I have a function:
inline uint32_t ShiftOf(uint32_t v)
{
for (uint32_t s = 0; s < 32; ++s)
{
if (v == 1 << s)
return s;
}
return -1;
}
Is there any way to optimize it?
I have a function:
inline uint32_t ShiftOf(uint32_t v)
{
for (uint32_t s = 0; s < 32; ++s)
{
if (v == 1 << s)
return s;
}
return -1;
}
Is there any way to optimize it?
If you only need to detect if exactly one bit is set, not which one, you can optimize this significantly:
int is_power_of_two(uint32_t v) {
return v && !(v & (v - 1));
}
If you need to actually compute which bit is set, not just whether a single bit is set, you have a plethora of options (or you just cheat and use C99's log2
function after verifying it's a power of two and cast the result).
Short answer: Bookmark Bit Twiddling Hacks. It's handy.
There are some ways to optimize the functions.
Optimization with bitwise operators:
inline uint32_t ShiftOf(uint32_t v)
{
uint32_t s =
(bool)(v & 0xFFFF0000) * 16 +
(bool)(v & 0xFF00FF00) * 8 +
(bool)(v & 0xF0F0F0F0) * 4 +
(bool)(v & 0xCCCCCCCC) * 2 +
(bool)(v & 0xAAAAAAAA);
return v == 1 << s ? s : -1;
}
Optimization with compiler intrinsics:
inline uint32_t ShiftOf(uint32_t v)
{
#if defined(_MSC_VER)
DWORD s = 0;
if (!_BitScanForward(&s, v))
return -1;
#elif defined(__GNUC__)
uint32_t s = __builtin_ctz(v);
#else
# error This platform is unsupported!
#endif
return v == 1 << s ? s : -1;
}
Optimization with a hash table:
const uint32_t g_divider = 37;
uint32_t g_hash[g_divider] = { 0 };
static void InitHash()
{
for (uint32_t s = 0; s < 32; ++s)
g_hash[(1 << s) % g_divider] = s;
}
inline uint32_t ShiftOf(uint32_t v)
{
uint32_t s = g_hash[v % g_divider];
return v == 1 << s ? s : -1;
}
I'm not sure but you can unroll the loop:
inline uint32_t ShiftOf(uint32_t v)
{
switch (v)
{
case 0x00000001: return 0;
case 0x00000002: return 1;
case 0x00000004: return 2;
case 0x00000008: return 3;
case 0x00000010: return 4;
case 0x00000020: return 5;
case 0x00000040: return 6;
case 0x00000080: return 7;
case 0x00000100: return 8;
case 0x00000200: return 9;
case 0x00000400: return 10;
case 0x00000800: return 11;
case 0x00001000: return 12;
case 0x00002000: return 13;
case 0x00004000: return 14;
case 0x00008000: return 15;
case 0x00010000: return 16;
case 0x00020000: return 17;
case 0x00040000: return 18;
case 0x00080000: return 19;
case 0x00100000: return 20;
case 0x00200000: return 21;
case 0x00400000: return 22;
case 0x00800000: return 23;
case 0x01000000: return 24;
case 0x02000000: return 25;
case 0x04000000: return 26;
case 0x08000000: return 27;
case 0x10000000: return 28;
case 0x20000000: return 29;
case 0x40000000: return 30;
case 0x80000000: return 31;
default: return -1;
}
}
If you want maximum speed (at the expense of less code portability), modern processors have optimized instructions for that, that are exposed through different "intrinsic function names" depending on the compiler.
The most common name for this operation is BSR (Bit Scan Reverse = find the index of the most significant bit). Under MSVC, it can be generated with the intrinsic functions _BitScanReverse, resp. _BitScanReverse64 (that take an additional mask argument)
More references on the following webpage: https://en.wikipedia.org/wiki/Find_first_set
You can count the number of bits set and see if it's 1.
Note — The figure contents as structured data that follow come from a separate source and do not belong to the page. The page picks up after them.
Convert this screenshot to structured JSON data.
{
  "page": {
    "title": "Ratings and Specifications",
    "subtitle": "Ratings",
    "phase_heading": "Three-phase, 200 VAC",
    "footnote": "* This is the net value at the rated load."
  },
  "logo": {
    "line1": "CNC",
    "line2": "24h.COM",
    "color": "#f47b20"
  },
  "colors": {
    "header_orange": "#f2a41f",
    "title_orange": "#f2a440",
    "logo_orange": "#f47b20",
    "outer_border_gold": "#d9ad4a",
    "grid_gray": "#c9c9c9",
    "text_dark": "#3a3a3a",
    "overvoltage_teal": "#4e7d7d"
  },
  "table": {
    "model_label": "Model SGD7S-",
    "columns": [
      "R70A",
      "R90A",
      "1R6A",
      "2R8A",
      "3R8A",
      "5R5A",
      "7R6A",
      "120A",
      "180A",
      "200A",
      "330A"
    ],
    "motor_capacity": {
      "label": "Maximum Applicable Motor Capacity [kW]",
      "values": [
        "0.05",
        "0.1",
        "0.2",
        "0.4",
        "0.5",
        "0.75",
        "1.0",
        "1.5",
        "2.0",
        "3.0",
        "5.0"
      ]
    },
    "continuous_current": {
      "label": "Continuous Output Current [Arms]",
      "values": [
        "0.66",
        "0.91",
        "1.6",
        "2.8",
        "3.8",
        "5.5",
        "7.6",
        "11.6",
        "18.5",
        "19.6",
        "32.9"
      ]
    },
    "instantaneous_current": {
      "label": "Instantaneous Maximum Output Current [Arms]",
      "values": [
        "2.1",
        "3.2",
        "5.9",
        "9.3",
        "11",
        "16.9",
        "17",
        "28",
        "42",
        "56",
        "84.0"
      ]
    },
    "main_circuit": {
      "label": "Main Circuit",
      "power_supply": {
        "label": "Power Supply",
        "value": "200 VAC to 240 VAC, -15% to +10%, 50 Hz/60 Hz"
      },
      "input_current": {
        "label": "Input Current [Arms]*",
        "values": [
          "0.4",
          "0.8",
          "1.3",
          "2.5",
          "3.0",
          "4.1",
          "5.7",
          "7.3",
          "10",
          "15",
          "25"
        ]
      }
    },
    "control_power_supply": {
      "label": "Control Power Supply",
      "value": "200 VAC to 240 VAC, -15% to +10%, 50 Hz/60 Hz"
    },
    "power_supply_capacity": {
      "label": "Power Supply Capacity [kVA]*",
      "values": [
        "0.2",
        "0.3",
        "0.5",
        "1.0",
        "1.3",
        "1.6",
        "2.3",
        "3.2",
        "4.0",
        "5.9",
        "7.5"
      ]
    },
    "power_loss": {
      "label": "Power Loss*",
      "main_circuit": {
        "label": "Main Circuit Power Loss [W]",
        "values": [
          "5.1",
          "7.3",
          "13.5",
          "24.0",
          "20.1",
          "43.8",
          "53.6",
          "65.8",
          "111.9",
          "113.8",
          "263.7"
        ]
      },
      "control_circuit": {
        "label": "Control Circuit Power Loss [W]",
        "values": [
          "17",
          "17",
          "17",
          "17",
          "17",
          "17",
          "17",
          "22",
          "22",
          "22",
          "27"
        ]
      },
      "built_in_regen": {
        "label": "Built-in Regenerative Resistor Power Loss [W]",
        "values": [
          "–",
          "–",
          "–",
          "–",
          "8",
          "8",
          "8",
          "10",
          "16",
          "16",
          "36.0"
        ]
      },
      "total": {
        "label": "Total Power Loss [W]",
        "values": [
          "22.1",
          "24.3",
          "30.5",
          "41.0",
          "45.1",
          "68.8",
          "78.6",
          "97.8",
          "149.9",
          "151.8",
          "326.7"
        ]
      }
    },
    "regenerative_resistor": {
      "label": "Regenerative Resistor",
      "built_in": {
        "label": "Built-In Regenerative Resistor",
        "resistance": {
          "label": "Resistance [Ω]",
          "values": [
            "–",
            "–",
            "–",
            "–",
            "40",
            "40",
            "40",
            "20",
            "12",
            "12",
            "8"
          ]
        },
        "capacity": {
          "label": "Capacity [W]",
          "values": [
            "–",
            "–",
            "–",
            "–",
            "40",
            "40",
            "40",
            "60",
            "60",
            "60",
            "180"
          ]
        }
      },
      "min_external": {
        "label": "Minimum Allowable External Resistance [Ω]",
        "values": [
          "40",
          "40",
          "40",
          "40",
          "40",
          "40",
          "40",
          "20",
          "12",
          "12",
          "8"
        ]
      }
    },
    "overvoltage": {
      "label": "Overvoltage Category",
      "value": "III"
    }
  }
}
Consult the Fast Bit Counting page and you'll find many different routines for counting the number of bits quickly.
The fastest there is 4b. Precompute-16bit (though this is in C):
static char bits_in_16bits [0x1u << 16];
int bitcount (unsigned int n) {
// works only for 32-bit ints
return bits_in_16bits [n & 0xffffu]
+ bits_in_16bits [(n >> 16) & 0xffffu];
}
Precompute_16bit is a variant of Precompute_8bit in that an array bits_in_16bits[] stores the number of 1 bits in successive 16 bit numbers (shorts).
But this version takes a fair amount of memory. You can experiment with the various versions to find one that suits your needs.